What I Know At 54

Today is my 54th birthday. Happy birthday to me! The date of your birth. . .we celebrate it every year. Why? Well, for so many reasons of course like everything! Did you know that the idea of celebrating the date of your birth is a pagan tradition? Pagans thought that evil spirits lurked on days of major changes. The ancient Greeks believed that each person had a spirit that attended his or her birth. Most of us now celebrate to say, “Whew! I made it another year without dying!” LOL

Looking back on my life I have learned that not everyone will love me or even like me. While at age 13, 16, 18 and oh hell, all the time – that seemed so hurtful and dark and sad, I am happy to say it is not an influential aspect of my happiness at this moment. See? We DO grow up EVENTUALLY. =) I was very late developing emotionally but of course it all makes sense since my childhood was hardly “normal”.

I had a short but successful 7 year career as a high school English teacher. Now that I have been able to observe a lot of teachers with my own kids, I can confidently say that I was a kick ass great teacher just like all the principals tried to convince me. I didn’t believe them at the time but I do now and I’m proud to say I positively influenced a lot of kids. I humbly admit I probably did some things that were not stellar but I did have 1050+ students in my tenure so I have no doubt I said things and did things that may not have been helpful. My apologies to those students. In my heart I had nothing but love and respect for you all and was really trying to help you.

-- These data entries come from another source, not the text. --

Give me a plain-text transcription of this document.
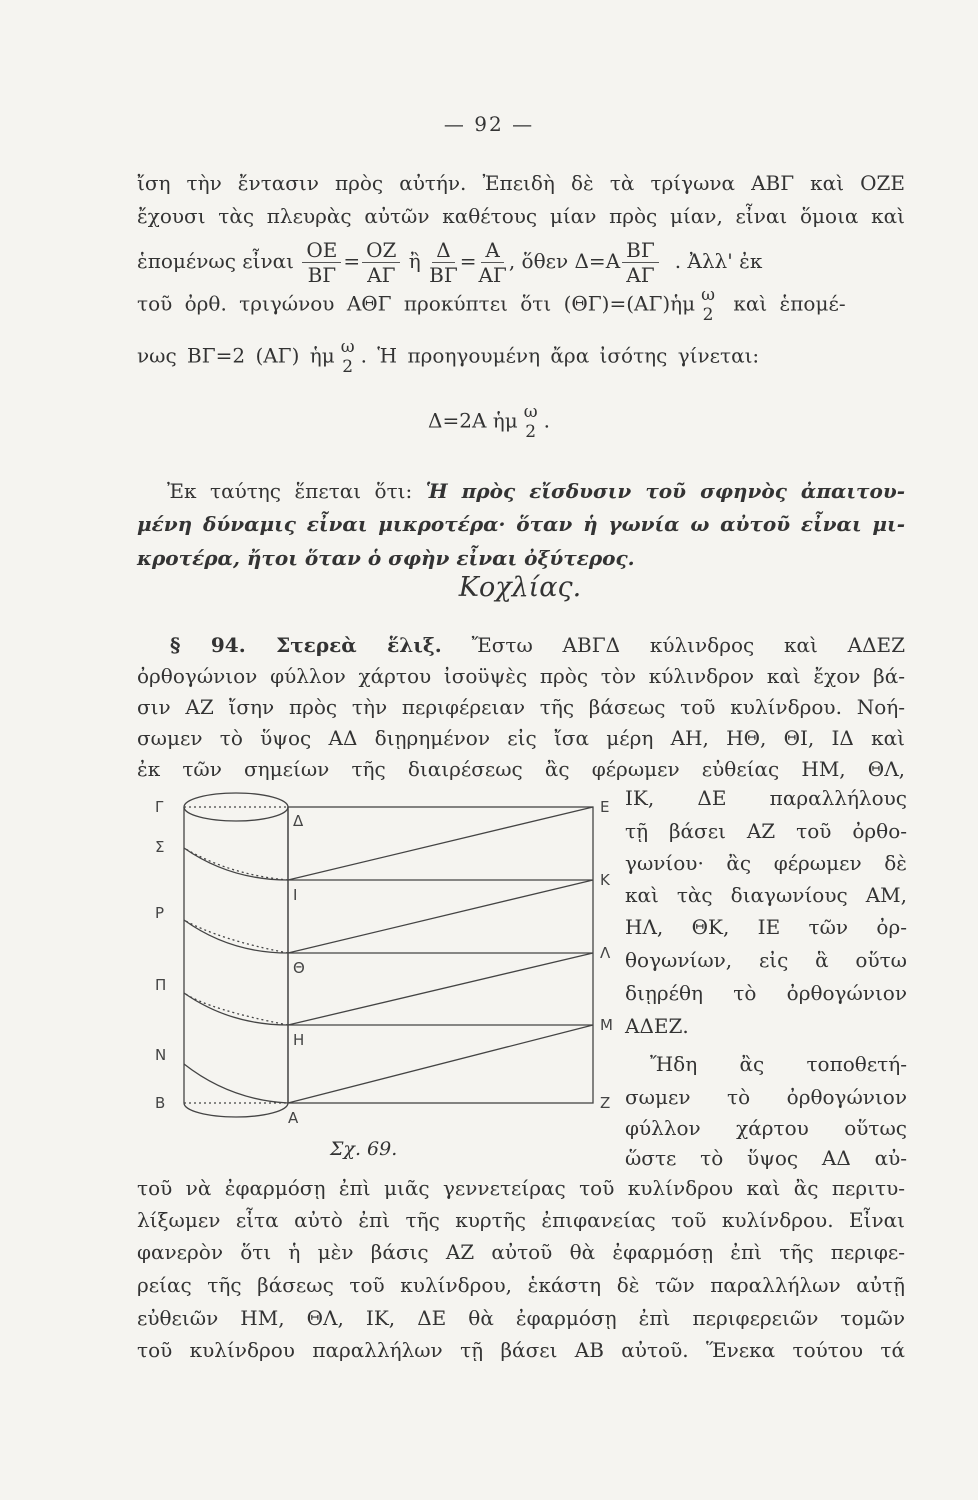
— 92 —
ἴση τὴν ἔντασιν πρὸς αὐτήν. Ἐπειδὴ δὲ τὰ τρίγωνα ΑΒΓ καὶ ΟΖΕ
ἔχουσι τὰς πλευρὰς αὐτῶν καθέτους μίαν πρὸς μίαν, εἶναι ὅμοια καὶ
ἑπομένως εἶναι $\frac{OE}{B\Gamma} = \frac{OZ}{A\Gamma}$ ἢ $\frac{\Delta}{B\Gamma} = \frac{A}{A\Gamma}$ , ὅθεν $\Delta=A \frac{B\Gamma}{A\Gamma}$ . Ἀλλ' ἐκ
τοῦ ὀρθ. τριγώνου ΑΘΓ προκύπτει ὅτι (ΘΓ)=(ΑΓ)ἡμ ω
2 καὶ ἑπομέ-
νως ΒΓ=2 (ΑΓ) ἡμ ω
2 . Ἡ προηγουμένη ἄρα ἰσότης γίνεται:
Δ=2Α ἡμ ω
2 .
Ἐκ ταύτης ἕπεται ὅτι: Ἡ πρὸς εἴσδυσιν τοῦ σφηνὸς ἀπαιτου-
μένη δύναμις εἶναι μικροτέρα· ὅταν ἡ γωνία ω αὐτοῦ εἶναι μι-
κροτέρα, ἤτοι ὅταν ὁ σφὴν εἶναι ὀξύτερος.
Κοχλίας.
§ 94. Στερεὰ ἕλιξ. Ἔστω ΑΒΓΔ κύλινδρος καὶ ΑΔΕΖ
ὀρθογώνιον φύλλον χάρτου ἰσοϋψὲς πρὸς τὸν κύλινδρον καὶ ἔχον βά-
σιν ΑΖ ἴσην πρὸς τὴν περιφέρειαν τῆς βάσεως τοῦ κυλίνδρου. Νοή-
σωμεν τὸ ὕψος ΑΔ διῃρημένον εἰς ἴσα μέρη ΑΗ, ΗΘ, ΘΙ, ΙΔ καὶ
ἐκ τῶν σημείων τῆς διαιρέσεως ἂς φέρωμεν εὐθείας ΗΜ, ΘΛ,
ΙΚ, ΔΕ παραλλήλους
τῇ βάσει ΑΖ τοῦ ὀρθο-
γωνίου· ἂς φέρωμεν δὲ
καὶ τὰς διαγωνίους ΑΜ,
ΗΛ, ΘΚ, ΙΕ τῶν ὀρ-
θογωνίων, εἰς ἃ οὕτω
διῃρέθη τὸ ὀρθογώνιον
ΑΔΕΖ.
Ἤδη ἂς τοποθετή-
σωμεν τὸ ὀρθογώνιον
φύλλον χάρτου οὕτως
ὥστε τὸ ὕψος ΑΔ αὐ-
Γ
Σ
Ρ
Π
Ν
Β
Δ
Ι
Θ
Η
Α
Ε
Κ
Λ
Μ
Ζ
Σχ. 69.
τοῦ νὰ ἐφαρμόσῃ ἐπὶ μιᾶς γεννετείρας τοῦ κυλίνδρου καὶ ἂς περιτυ-
λίξωμεν εἶτα αὐτὸ ἐπὶ τῆς κυρτῆς ἐπιφανείας τοῦ κυλίνδρου. Εἶναι
φανερὸν ὅτι ἡ μὲν βάσις ΑΖ αὐτοῦ θὰ ἐφαρμόσῃ ἐπὶ τῆς περιφε-
ρείας τῆς βάσεως τοῦ κυλίνδρου, ἑκάστη δὲ τῶν παραλλήλων αὐτῇ
εὐθειῶν ΗΜ, ΘΛ, ΙΚ, ΔΕ θὰ ἐφαρμόσῃ ἐπὶ περιφερειῶν τομῶν
τοῦ κυλίνδρου παραλλήλων τῇ βάσει ΑΒ αὐτοῦ. Ἕνεκα τούτου τά
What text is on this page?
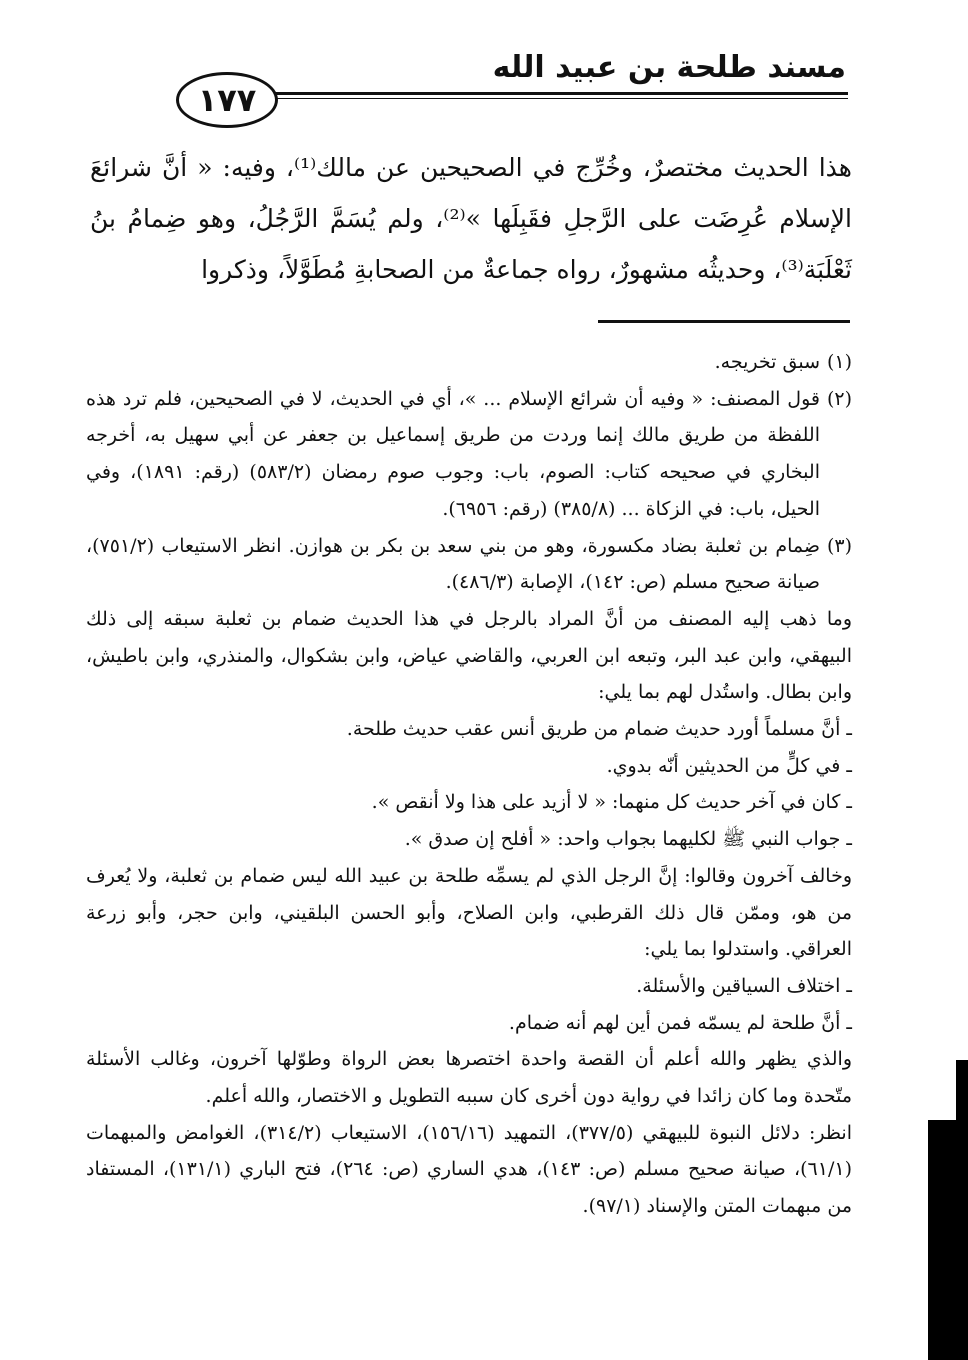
مسند طلحة بن عبيد الله
١٧٧

هذا الحديث مختصرٌ، وخُرِّج في الصحيحين عن مالك⁽¹⁾، وفيه: « أنَّ شرائعَ الإسلام عُرِضَت على الرَّجلِ فقَبِلَها »⁽²⁾، ولم يُسَمَّ الرَّجُلُ، وهو ضِمامُ بنُ ثَعْلَبَة⁽³⁾، وحديثُه مشهورٌ، رواه جماعةٌ من الصحابةِ مُطَوَّلاً، وذكروا

(١)
سبق تخريجه.
(٢)
قول المصنف: « وفيه أن شرائع الإسلام ... »، أي في الحديث، لا في الصحيحين، فلم ترد هذه اللفظة من طريق مالك إنما وردت من طريق إسماعيل بن جعفر عن أبي سهيل به، أخرجه البخاري في صحيحه كتاب: الصوم، باب: وجوب صوم رمضان (٥٨٣/٢) (رقم: ١٨٩١)، وفي الحيل، باب: في الزكاة ... (٣٨٥/٨) (رقم: ٦٩٥٦).
(٣)
ضِمام بن ثعلبة بضاد مكسورة، وهو من بني سعد بن بكر بن هوازن. انظر الاستيعاب (٧٥١/٢)، صيانة صحيح مسلم (ص: ١٤٢)، الإصابة (٤٨٦/٣).

وما ذهب إليه المصنف من أنَّ المراد بالرجل في هذا الحديث ضمام بن ثعلبة سبقه إلى ذلك البيهقي، وابن عبد البر، وتبعه ابن العربي، والقاضي عياض، وابن بشكوال، والمنذري، وابن باطيش، وابن بطال. واستُدل لهم بما يلي:

ـ أنَّ مسلماً أورد حديث ضمام من طريق أنس عقب حديث طلحة.

ـ في كلٍّ من الحديثين أنّه بدوي.

ـ كان في آخر حديث كل منهما: « لا أزيد على هذا ولا أنقص ».

ـ جواب النبي ﷺ لكليهما بجواب واحد: « أفلح إن صدق ».

وخالف آخرون وقالوا: إنَّ الرجل الذي لم يسمِّه طلحة بن عبيد الله ليس ضمام بن ثعلبة، ولا يُعرف من هو، وممّن قال ذلك القرطبي، وابن الصلاح، وأبو الحسن البلقيني، وابن حجر، وأبو زرعة العراقي. واستدلوا بما يلي:

ـ اختلاف السياقين والأسئلة.

ـ أنَّ طلحة لم يسمّه فمن أين لهم أنه ضمام.

والذي يظهر والله أعلم أن القصة واحدة اختصرها بعض الرواة وطوّلها آخرون، وغالب الأسئلة متّحدة وما كان زائدا في رواية دون أخرى كان سببه التطويل و الاختصار، والله أعلم.

انظر: دلائل النبوة للبيهقي (٣٧٧/٥)، التمهيد (١٥٦/١٦)، الاستيعاب (٣١٤/٢)، الغوامض والمبهمات (٦١/١)، صيانة صحيح مسلم (ص: ١٤٣)، هدي الساري (ص: ٢٦٤)، فتح الباري (١٣١/١)، المستفاد من مبهمات المتن والإسناد (٩٧/١).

My all time favorite job was being a librarian’s assistant. If I could have had my head on straight I think I would have gone for my MLS and pursued that second career. But motherhood called me so I got to enjoy 4-5 years of saying “shhhhhh” haha (just kidding I never shushed people). I had incredible job satisfaction and I felt like I was in my element. I’m thankful I got to at least experience that feeling. I know a lot of people work a job for 30 years and do not feel that.

Being a mom is the most challenging place I have ever been in but it is so rewarding. My eldest will be 16 in just a few days and my 12 year old is going on 30 it seems sometimes. While I worry I am not a “good enough” mom I do know for sure I am a better mom than my own. I am sure they will tell me what I did wrong later in life. For now though, I feel good knowing they are in a safe, warm home and they are told they are loved more than they probably want to hear.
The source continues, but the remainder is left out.